Der officielle Bericht des Amtmanns Gülden über den Glauben der Gräfin Cosel lautet:

„Der Glaube, auf welchen die Gräfin verstorben, ist schwer zu determiniren; es ist wahr, vor dem letzten Kriege hat die Verstorbene mit verschiedenen Juden, [628] die aus Böhmen und anderen Gegenden zu ihr gekommen, stärkere Connexion, als seit der Krieg geendet und Friede worden, gehabt; dann und wann sind wohl auch zeither Juden zu ihr gekommen, jedoch nicht in so großer Menge wie sonst.

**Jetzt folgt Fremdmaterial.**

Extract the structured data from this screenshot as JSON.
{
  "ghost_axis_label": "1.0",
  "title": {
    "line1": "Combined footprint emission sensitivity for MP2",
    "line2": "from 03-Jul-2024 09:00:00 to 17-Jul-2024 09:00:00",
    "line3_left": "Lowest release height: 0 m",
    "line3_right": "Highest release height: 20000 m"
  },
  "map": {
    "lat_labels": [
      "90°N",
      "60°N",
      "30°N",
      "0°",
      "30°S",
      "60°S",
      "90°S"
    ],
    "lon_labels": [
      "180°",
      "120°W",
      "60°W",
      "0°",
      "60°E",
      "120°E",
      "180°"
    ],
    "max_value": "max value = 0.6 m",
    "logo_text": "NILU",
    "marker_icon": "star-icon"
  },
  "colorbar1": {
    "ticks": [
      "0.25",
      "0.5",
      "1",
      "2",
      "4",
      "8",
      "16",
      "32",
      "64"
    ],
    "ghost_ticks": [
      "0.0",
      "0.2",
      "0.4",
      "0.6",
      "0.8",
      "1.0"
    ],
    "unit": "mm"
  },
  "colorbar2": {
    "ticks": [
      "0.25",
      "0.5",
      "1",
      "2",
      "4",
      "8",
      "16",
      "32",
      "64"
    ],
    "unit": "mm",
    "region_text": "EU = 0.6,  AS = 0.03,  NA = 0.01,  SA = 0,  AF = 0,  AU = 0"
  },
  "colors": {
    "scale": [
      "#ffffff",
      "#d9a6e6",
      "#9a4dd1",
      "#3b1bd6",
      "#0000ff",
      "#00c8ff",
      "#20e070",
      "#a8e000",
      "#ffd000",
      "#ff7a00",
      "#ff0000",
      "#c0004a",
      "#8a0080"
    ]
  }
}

Sie hat bei ihren Lebzeiten sehr fleißig in der Bibel gelesen und sich das Jüdisch-deutsch, vielleicht mit Vorsatz, angewöhnt; es ist ferner wahr, daß sie den Sonnabend jeder Woche vor ihren Sabbath gefeiert und den Christen, wenn sich diese dazu brauchen ließen, am Sonntag gern etwas zu schaffen gemacht, auch ist wahr, daß sie kein Schweinefleisch, keinen im Blut erstickten Vogel oder ander dergleichen Federvieh noch einen Fisch ohne Schuppen gegessen; es besteht ferner in Wahrheit, daß sie zwar anfänglich, da sie als Arrestantin nach Stolpen gebracht worden, den hiesigen Gottesdienst besucht, seit vielen Jahren aber nicht mehr in unsere Kirche gekommen.“

So ist diese in ihrer Jugend wegen ihres Geistes gefeierte Dame, welche später alle Schriften der französischen Freidenker, eines Voltaire und Rousseau mit Eifer durchgelesen hatte, am Ende ihres Lebens auf die sonderbare Grille gekommen, den Talmud zu studiren, sich in ein hohenpriesterliches Gewand zu werfen, die jüdischen Ritualgesetze zu beobachten, kurz, wenn auch nicht in aller Form zum Judenthume überzugehen, doch in wesentlichen Hauptpunkten als fromme, glaubenstreue Jüdin zu leben: eine Kuriosität, für welche die Geschichte kein ähnliches Beispiel aufzuweisen vermag.